I'm working on an inverse problem for my Ph.D. research, for which I'll write the objective functional as
$J(\theta) = E(G(\theta) - u^o)$,
where $\theta$ are the parameters, $G$ is the forward map from parameters to observations, $u^o$ are the observations, and $E$ is some metric of the error. The forward map $G$ comes from solving an elliptic PDE in which $\theta$ is a coefficient, which for definiteness' sake we'll say is the Poisson equation:
$-\nabla\cdot ke^\theta\nabla u = f$.
In general I'll say that the forward map from $\theta$ to $u$ amounts to solving the nonlinear system $F(u, \theta) = 0$. I've been solving this using the adjoint method so far.

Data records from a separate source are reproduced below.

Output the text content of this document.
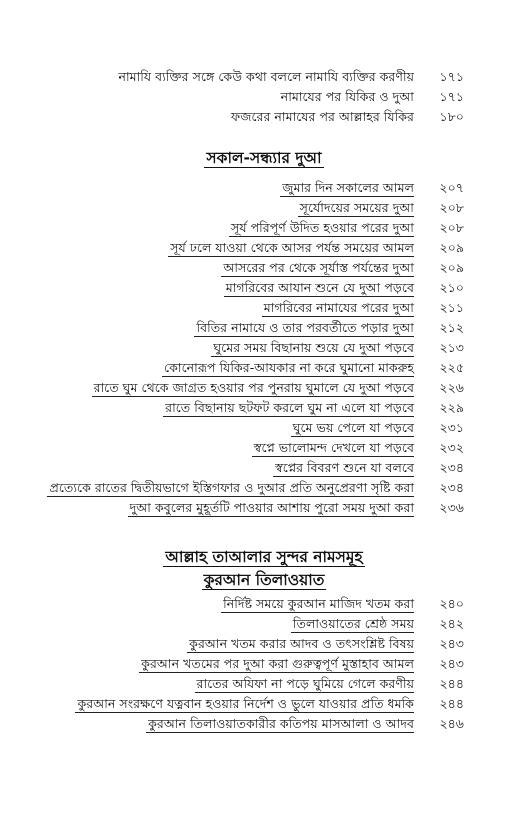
নামাযি ব্যক্তির সঙ্গে কেউ কথা বললে নামাযি ব্যক্তির করণীয়	১৭১
নামাযের পর যিকির ও দুআ	১৭১
ফজরের নামাযের পর আল্লাহর যিকির	১৮০
সকাল-সন্ধ্যার দুআ
জুমার দিন সকালের আমল	২০৭
সূর্যোদয়ের সময়ের দুআ	২০৮
সূর্য পরিপূর্ণ উদিত হওয়ার পরের দুআ	২০৮
সূর্য ঢলে যাওয়া থেকে আসর পর্যন্ত সময়ের আমল	২০৯
আসরের পর থেকে সূর্যাস্ত পর্যন্তের দুআ	২০৯
মাগরিবের আযান শুনে যে দুআ পড়বে	২১০
মাগরিবের নামাযের পরের দুআ	২১১
বিতির নামাযে ও তার পরবর্তীতে পড়ার দুআ	২১২
ঘুমের সময় বিছানায় শুয়ে যে দুআ পড়বে	২১৩
কোনোরূপ যিকির-আযকার না করে ঘুমানো মাকরুহ	২২৫
রাতে ঘুম থেকে জাগ্রত হওয়ার পর পুনরায় ঘুমালে যে দুআ পড়বে	২২৬
রাতে বিছানায় ছটফট করলে ঘুম না এলে যা পড়বে	২২৯
ঘুমে ভয় পেলে যা পড়বে	২৩১
স্বপ্নে ভালোমন্দ দেখলে যা পড়বে	২৩২
স্বপ্নের বিবরণ শুনে যা বলবে	২৩৪
প্রত্যেকে রাতের দ্বিতীয়ভাগে ইস্তিগফার ও দুআর প্রতি অনুপ্রেরণা সৃষ্টি করা	২৩৪
দুআ কবুলের মুহূর্তটি পাওয়ার আশায় পুরো সময় দুআ করা	২৩৬
আল্লাহ তাআলার সুন্দর নামসমূহ
কুরআন তিলাওয়াত
নির্দিষ্ট সময়ে কুরআন মাজিদ খতম করা	২৪০
তিলাওয়াতের শ্রেষ্ঠ সময়	২৪২
কুরআন খতম করার আদব ও তৎসংশ্লিষ্ট বিষয়	২৪৩
কুরআন খতমের পর দুআ করা গুরুত্বপূর্ণ মুস্তাহাব আমল	২৪৩
রাতের অযিফা না পড়ে ঘুমিয়ে গেলে করণীয়	২৪৪
কুরআন সংরক্ষণে যত্নবান হওয়ার নির্দেশ ও ভুলে যাওয়ার প্রতি ধমকি	২৪৪
কুরআন তিলাওয়াতকারীর কতিপয় মাসআলা ও আদব	২৪৬
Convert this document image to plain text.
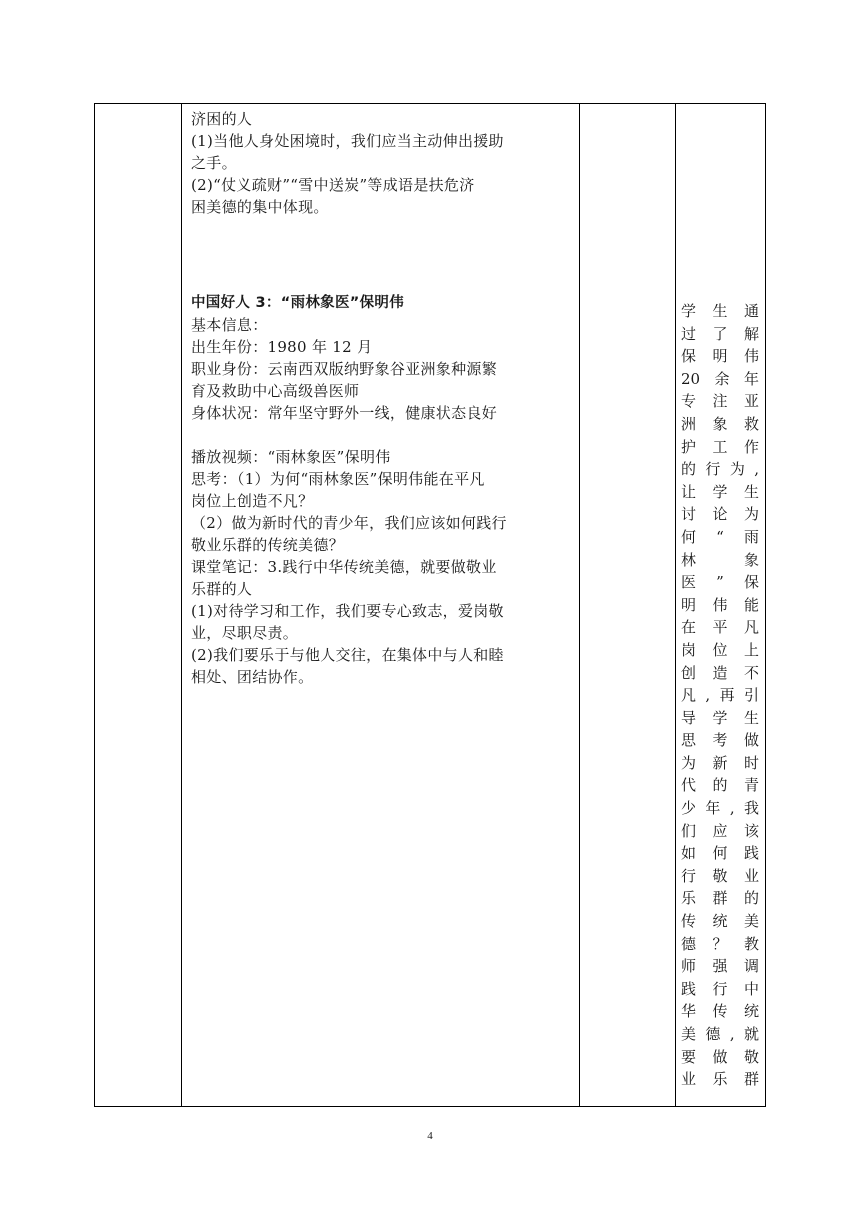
济困的人

(1)当他人身处困境时，我们应当主动伸出援助

之手。

(2)“仗义疏财”“雪中送炭”等成语是扶危济

困美德的集中体现。

中国好人 3：“雨林象医”保明伟

基本信息：

出生年份：1980 年 12 月

职业身份：云南西双版纳野象谷亚洲象种源繁

育及救助中心高级兽医师

身体状况：常年坚守野外一线，健康状态良好

播放视频：“雨林象医”保明伟

思考：（1）为何“雨林象医”保明伟能在平凡

岗位上创造不凡？

（2）做为新时代的青少年，我们应该如何践行

敬业乐群的传统美德？

课堂笔记：3.践行中华传统美德，就要做敬业

乐群的人

(1)对待学习和工作，我们要专心致志，爱岗敬

业，尽职尽责。

(2)我们要乐于与他人交往，在集体中与人和睦

相处、团结协作。

学 生 通
过 了 解
保 明 伟
20 余 年
专 注 亚
洲 象 救
护 工 作
的 行 为 ,
让 学 生
讨 论 为
何 “ 雨
林	象
医 ” 保
明 伟 能
在 平 凡
岗 位 上
创 造 不
凡 , 再 引
导 学 生
思 考 做
为 新 时
代 的 青
少 年 , 我
们 应 该
如 何 践
行 敬 业
乐 群 的
传 统 美
德 ？ 教
师 强 调
践 行 中
华 传 统
美 德 , 就
要 做 敬
业 乐 群
4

This can also be written as a constrained optimization problem
$J(\theta; u, \lambda) = E(u - u^o) + \langle F(u, \theta), \lambda\rangle$
but computationally all the procedures are the same.
What both formulations do not exploit is the fact that the forward map is, itself, another optimization problem, i.e. the solution $u$ of the Poisson equation is the minimizer of the Dirichlet energy
$D(u, \theta) = \int_\Omega\left(\frac{1}{2}ke^\theta|\nabla u|^2 - fu\right)dx$.
Can this inverse problem be reformulated as a multi-objective optimization problem for the pair of objectives $\{E(u - u^o)$, $D(u, \theta)\}$? If so, is this useful, either for computational purposes or for proving things?
I don't know a lot about multi-objective optimization, so references to any useful literature would be helpful. All I could turn up on a google search for multi-objective optimization and inverse problems were a bunch of papers about genetic algorithms.